Senate president orders a full inventory of the building, which was occupied by Nazis during World War II

Illustrative: A visitor takes a look at busts of Adolf Hitler on the opening day of the exhibition 'Hitler and the Germans - nation and crime' in Berlin, Germany, October 15, 2010. (AP Photo/Gero Breloer)
Illustrative: A visitor takes a look at busts of Adolf Hitler on the opening day of the exhibition 'Hitler and the Germans - nation and crime' in Berlin, Germany, October 15, 2010. (AP Photo/Gero Breloer)

PARIS — The French Senate said Wednesday that it was investigating the discovery of a bust of Hitler, left over from the Nazi occupation of Paris, in the cellar of the upper house of parliament.

Le Monde newspaper revealed that the 35-centimeter-high (14 inches) bust had been found along with a Nazi flag measuring two by three meters (79 x 118 inches) in the vault of the Senate, in the 6th Arrondissement of Paris.

“I was not aware of the presence of this bust,” Senate president Gerard Larcher told reporters, adding that he had ordered a thorough inventory of all the objects housed in the cellar.

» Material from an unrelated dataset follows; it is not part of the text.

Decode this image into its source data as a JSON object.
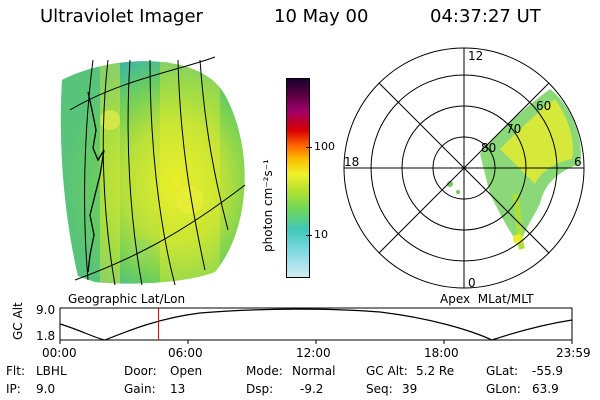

Larcher, whose office was once that of German field marshal Hugo Sperrle, said he was “certain” that Senate staff had not tried to cover up the presence of the metal effigy.

https://twitter.com/En24News/status/1169246768028094464

Between 1940 and 1944 the stately Senate palace in the Luxembourg Gardens was occupied by the Nazi Luftwaffe command staff for the Western front.

It was liberated by Allied forces and French Resistance members on August 25, 1944, after a week of fighting.